It was missing a piece of molding and didn't have a back.
I should have dealt with that when I bought it!
So I got the hubster to cut some bead board for the back and replaced the missing molding.
Now I needed to paint it. What a great piece to try out Miss Mustard Seed's Milk Paint!
I bought some Flow Blue at an antique mall and have been waiting on the right piece to try it on. This would be great!
Now I've never used milk paint before and there was definitely a learning curve on this one. I watched MMS videos on how to mix and use the paint, then dived in.
Here's what I learned along the way:
1. Use HOT water to mix the paint. On my first batch I used warm and it didn't dissolve all the mix and I ended up with paste at the bottom of the cup. I used hot tap water the second time and it mixed much faster and easier.

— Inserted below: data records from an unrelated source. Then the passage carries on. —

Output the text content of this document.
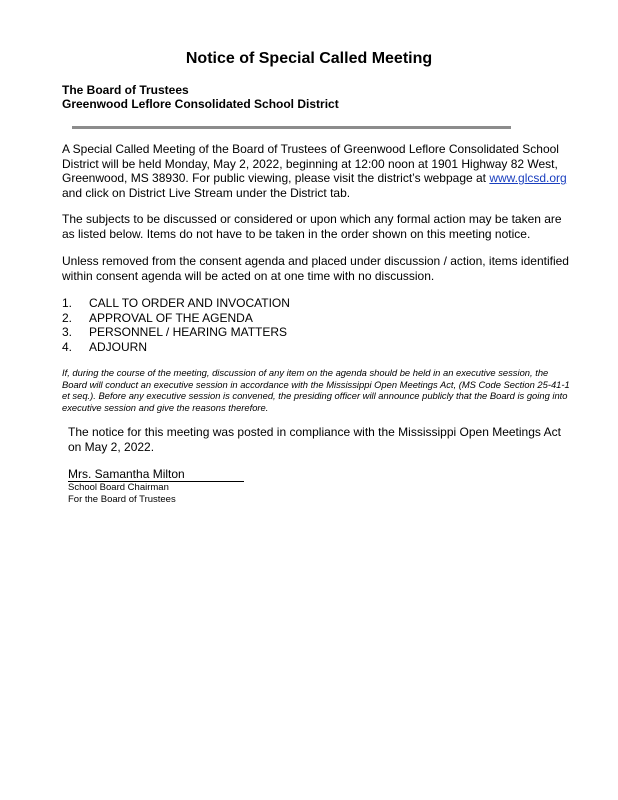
Notice of Special Called Meeting
The Board of Trustees
Greenwood Leflore Consolidated School District

A Special Called Meeting of the Board of Trustees of Greenwood Leflore Consolidated School District will be held Monday, May 2, 2022, beginning at 12:00 noon at 1901 Highway 82 West, Greenwood, MS 38930. For public viewing, please visit the district’s webpage at www.glcsd.org and click on District Live Stream under the District tab.

The subjects to be discussed or considered or upon which any formal action may be taken are as listed below. Items do not have to be taken in the order shown on this meeting notice.

Unless removed from the consent agenda and placed under discussion / action, items identified within consent agenda will be acted on at one time with no discussion.

1.	CALL TO ORDER AND INVOCATION
2.	APPROVAL OF THE AGENDA
3.	PERSONNEL / HEARING MATTERS
4.	ADJOURN

If, during the course of the meeting, discussion of any item on the agenda should be held in an executive session, the Board will conduct an executive session in accordance with the Mississippi Open Meetings Act, (MS Code Section 25-41-1 et seq.). Before any executive session is convened, the presiding officer will announce publicly that the Board is going into executive session and give the reasons therefore.

The notice for this meeting was posted in compliance with the Mississippi Open Meetings Act on May 2, 2022.

Mrs. Samantha Milton
School Board Chairman
For the Board of Trustees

2. It's hard to figure out how much paint to mix, but you want to mix enough for the project. I didn't mix enough and had to mix a second batch and it didn't have the same color properties, almost like a different dye lot. I ended up having to mix a third batch and repaint the whole thing so the color was consistent.
3. Use a drop cloth and cover anything you don't want painted. This paint is runny and I found myself making a mess with drips, which I normally don't have problems with when painting with regular paint.
Otherwise, I love the rich, saturated color.
Kinda hard to tell in these pictures, but it's almost a peacock blue color.
Of course the best thing about this paint is its natural chippiness.
At first I was afraid it wouldn't chip, but it did!
MMS Milk Paint turned this ok piece into an ahhh piece!
I topped it off with a coat of clear wax and it's now back in the shop.
And now it's not embarrassed to be there!